Being a former architecture student, I can tell you that at least the Arizona State University architecture program does not offer any better training. That was one of my many reasons for choosing to go into planning instead. Even seeing some of the completely inane projects my classmates had come up with, none of which were so completely outrageous as that person you described as having put it on the third floor.

There's so much that can be said about the differences between architecture and planning and their own roles in perpetuation of racial stereotypes and privilege, but then again, the differences are not so great. Architects, at least in my experiences, have a horrible knack of designing out of context except where they are required to by planning rules. Architecture is a field largely dominated by white men (1.6% black and 20.7% women). And with a job that does not require communication with anybody but clients (not usually the users) and contract negotiators or an education that required any kind of sociology courses, architects are not trained to do anything but express their own white male privilege through the built environment. Practicing planners should know at least a little better than architects as courses often had some kind of sociological component to them to expose students to the problems of segregation, cultural differences, and poverty. However, practitioners often set up codes that express white privilege in so many ways. When architects have to follow context, it is usually a context set up and required by building codes, building codes that are set up far too often to express the white ideal of where they want to live and the white prescription to a daily life situation they do not and possibly have not lived through. Building codes often skirt by the public participation process so the representation of other cultures in the codes doesn't even get the chance to be included. Of course as planners we know that the public participation process is flawed to begin with and with cities that are overwhelmingly white or influenced by the power of white money, the voices of minority groups is acknowledged but not incorporated.

Under no circumstances though should pure ignorance of race and class problems be allowed to go forth unquestioned like the 3rd floor common room. Those reviewers should have known better. But then there is also the white privilege of not wanting to confront ignorance of race and class issues, especially in public.

Stewart said...

I can't agree more with this post. As Steven noted, architecture is dominated by white men. I think so much of the problem is historically rooted. Who had the resources to attend the École des Beaux-Arts in the nineteenth century? Who designed Chicago's "White City," or the St. Louis World's Fair? Further, who had the resources to hire those architects and realize their ideas?

The answer is white men. With apologies to Clarence Wigington, other professional architects of color, and families that built their own houses--and thus, designed their own variations of American vernacular architecture--American cities were designed and built by white men, for white men.
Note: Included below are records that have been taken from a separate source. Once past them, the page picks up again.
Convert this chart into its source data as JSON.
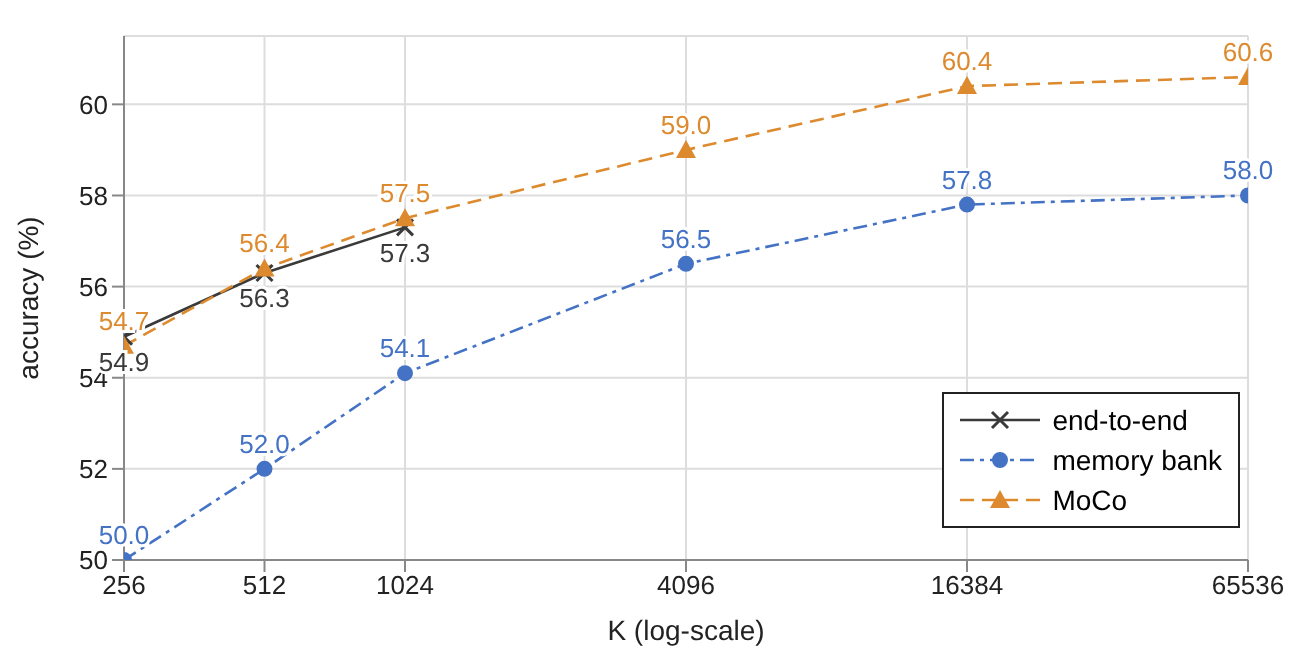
{
  "chart_data": {
    "type": "line",
    "xlabel": "K (log-scale)",
    "ylabel": "accuracy (%)",
    "log": "x",
    "xlim": [
      256,
      65536
    ],
    "xticks": [
      256,
      512,
      1024,
      4096,
      16384,
      65536
    ],
    "ylim": [
      50,
      61.5
    ],
    "yticks": [
      50,
      52,
      54,
      56,
      58,
      60
    ],
    "grid": true,
    "legend": "bottom right",
    "series": [
      {
        "name": "end-to-end",
        "color": "#3a3a3a",
        "marker": "cross",
        "line_style": "solid",
        "x": [
          256,
          512,
          1024
        ],
        "values": [
          54.9,
          56.3,
          57.3
        ],
        "value_labels": [
          "54.9",
          "56.3",
          "57.3"
        ]
      },
      {
        "name": "memory bank",
        "color": "#4472c4",
        "marker": "circle",
        "line_style": "dashdot",
        "x": [
          256,
          512,
          1024,
          4096,
          16384,
          65536
        ],
        "values": [
          50.0,
          52.0,
          54.1,
          56.5,
          57.8,
          58.0
        ],
        "value_labels": [
          "50.0",
          "52.0",
          "54.1",
          "56.5",
          "57.8",
          "58.0"
        ]
      },
      {
        "name": "MoCo",
        "color": "#dd8a2e",
        "marker": "triangle",
        "line_style": "dashed",
        "x": [
          256,
          512,
          1024,
          4096,
          16384,
          65536
        ],
        "values": [
          54.7,
          56.4,
          57.5,
          59.0,
          60.4,
          60.6
        ],
        "value_labels": [
          "54.7",
          "56.4",
          "57.5",
          "59.0",
          "60.4",
          "60.6"
        ]
      }
    ]
  }
}
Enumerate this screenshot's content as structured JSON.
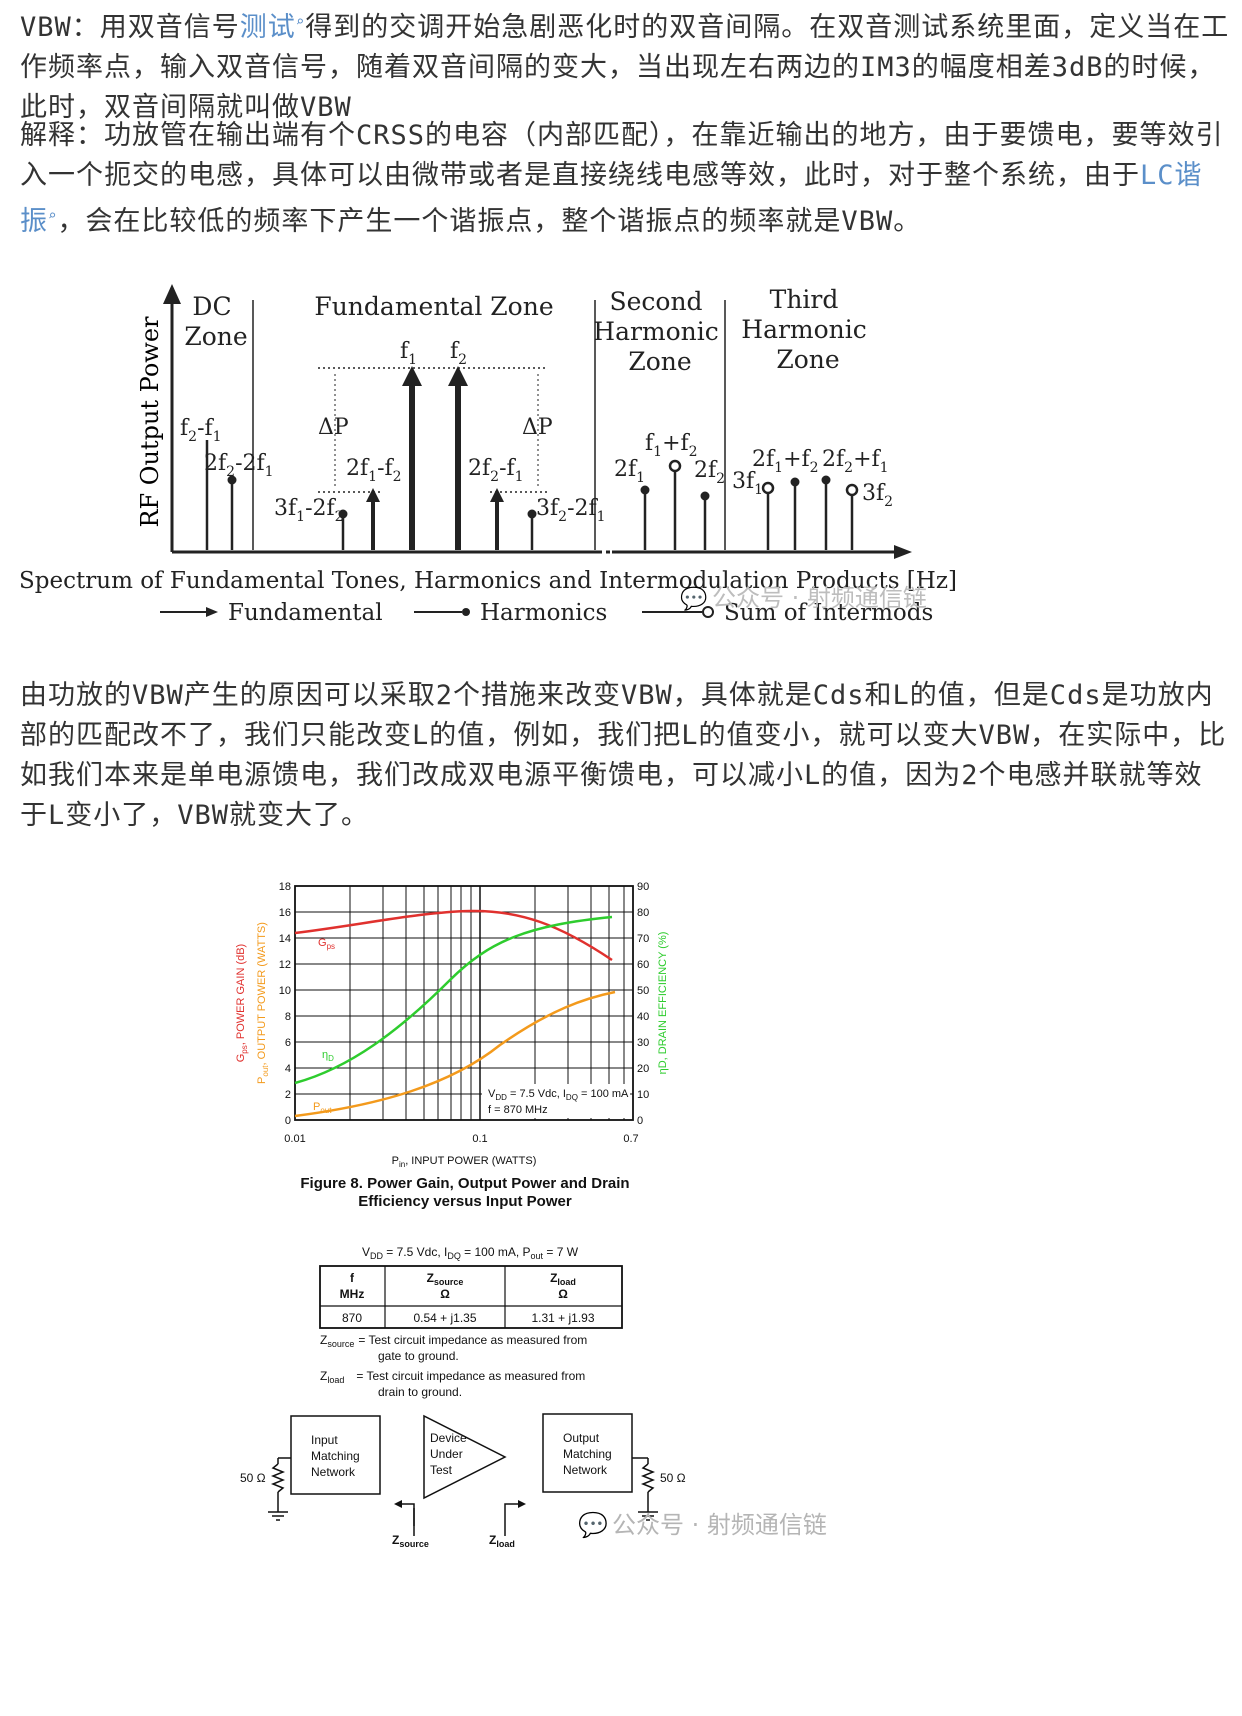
{
  "text": {
    "p1_a": "VBW：用双音信号",
    "p1_kw": "测试",
    "p1_b": "得到的交调开始急剧恶化时的双音间隔。在双音测试系统里面，定义当在工作频率点，输入双音信号，随着双音间隔的变大，当出现左右两边的IM3的幅度相差3dB的时候，此时，双音间隔就叫做VBW",
    "p2_a": "解释：功放管在输出端有个CRSS的电容（内部匹配），在靠近输出的地方，由于要馈电，要等效引入一个扼交的电感，具体可以由微带或者是直接绕线电感等效，此时，对于整个系统，由于",
    "p2_kw": "LC谐振",
    "p2_b": "，会在比较低的频率下产生一个谐振点，整个谐振点的频率就是VBW。",
    "p3": "由功放的VBW产生的原因可以采取2个措施来改变VBW，具体就是Cds和L的值，但是Cds是功放内部的匹配改不了，我们只能改变L的值，例如，我们把L的值变小，就可以变大VBW，在实际中，比如我们本来是单电源馈电，我们改成双电源平衡馈电，可以减小L的值，因为2个电感并联就等效于L变小了，VBW就变大了。"
  },
  "figure1": {
    "y_axis_label": "RF Output Power",
    "x_axis_label": "Spectrum of Fundamental Tones, Harmonics and Intermodulation Products [Hz]",
    "zones": {
      "dc": [
        "DC",
        "Zone"
      ],
      "fundamental": "Fundamental Zone",
      "second": [
        "Second",
        "Harmonic",
        "Zone"
      ],
      "third": [
        "Third",
        "Harmonic",
        "Zone"
      ]
    },
    "labels": {
      "f1": "f",
      "f2": "f",
      "dc1": "f",
      "dc2": "2f",
      "imd_l3": "3f",
      "imd_l2": "2f",
      "imd_r2": "2f",
      "imd_r3": "3f",
      "dp": "ΔP",
      "h2_1": "2f",
      "h2_sum": "f",
      "h2_2": "2f",
      "h3_1": "3f",
      "h3_a": "2f",
      "h3_b": "2f",
      "h3_2": "3f"
    },
    "legend": [
      "Fundamental",
      "Harmonics",
      "Sum of Intermods"
    ]
  },
  "figure2": {
    "left_ticks": [
      "18",
      "16",
      "14",
      "12",
      "10",
      "8",
      "6",
      "4",
      "2",
      "0"
    ],
    "right_ticks": [
      "90",
      "80",
      "70",
      "60",
      "50",
      "40",
      "30",
      "20",
      "10",
      "0"
    ],
    "x_ticks": [
      "0.01",
      "0.1",
      "0.7"
    ],
    "left_label_1": "G",
    "left_label_1_sub": "ps",
    "left_label_1b": ", POWER GAIN (dB)",
    "left_label_2": "P",
    "left_label_2_sub": "out",
    "left_label_2b": ", OUTPUT POWER (WATTS)",
    "right_label": "ηD, DRAIN EFFICIENCY (%)",
    "x_label": "P",
    "x_label_sub": "in",
    "x_label_b": ", INPUT POWER (WATTS)",
    "series": {
      "gps": "G",
      "gps_sub": "ps",
      "eta": "η",
      "eta_sub": "D",
      "pout": "P",
      "pout_sub": "out"
    },
    "conditions_1": "V",
    "conditions_1_sub": "DD",
    "conditions_1b": " = 7.5 Vdc, I",
    "conditions_1_sub2": "DQ",
    "conditions_1c": " = 100 mA",
    "conditions_2": "f = 870 MHz",
    "caption_1": "Figure 8. Power Gain, Output Power and Drain",
    "caption_2": "Efficiency versus Input Power"
  },
  "figure3": {
    "title_a": "V",
    "title_sub1": "DD",
    "title_b": " = 7.5 Vdc, I",
    "title_sub2": "DQ",
    "title_c": " = 100 mA, P",
    "title_sub3": "out",
    "title_d": " = 7 W",
    "headers": [
      [
        "f",
        "MHz"
      ],
      [
        "Z",
        "source",
        "Ω"
      ],
      [
        "Z",
        "load",
        "Ω"
      ]
    ],
    "row": [
      "870",
      "0.54 + j1.35",
      "1.31 + j1.93"
    ],
    "note1_sym": "Z",
    "note1_sub": "source",
    "note1_text_1": "=  Test circuit impedance as measured from",
    "note1_text_2": "gate to ground.",
    "note2_sym": "Z",
    "note2_sub": "load",
    "note2_text_1": "=  Test circuit impedance as measured from",
    "note2_text_2": "drain to ground.",
    "blocks": {
      "input": [
        "Input",
        "Matching",
        "Network"
      ],
      "dut": [
        "Device",
        "Under",
        "Test"
      ],
      "output": [
        "Output",
        "Matching",
        "Network"
      ]
    },
    "ohm_left": "50 Ω",
    "ohm_right": "50 Ω",
    "zsource": "Z",
    "zsource_sub": "source",
    "zload": "Z",
    "zload_sub": "load"
  },
  "watermark": "公众号 · 射频通信链"
}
I think many white architects (well, may white people in general) have yet to fully understand the privileges they have.

But some do understand. I found this interesting piece that questions a 2005 "Jeffersonian" plan for the Uva campus: http://tinyurl.com/79r9jml. Maybe slow, slow change is afoot, but not here in Portland?

Sarah said...

Half of my Economics of Sustainability class did their class research project on the thesis that we need more people in Portland to bike. They all suggest various economic "incentives" such as raising gas and parking rates. No one discussed why people choose not to bike other than 1)they are lazy or 2) they are unaware of the benefits. I tried to channel you - but I am pretty sure my "there are larger socio-economic things at play here" comments were unappreciated. You can imagine the demographics of said class.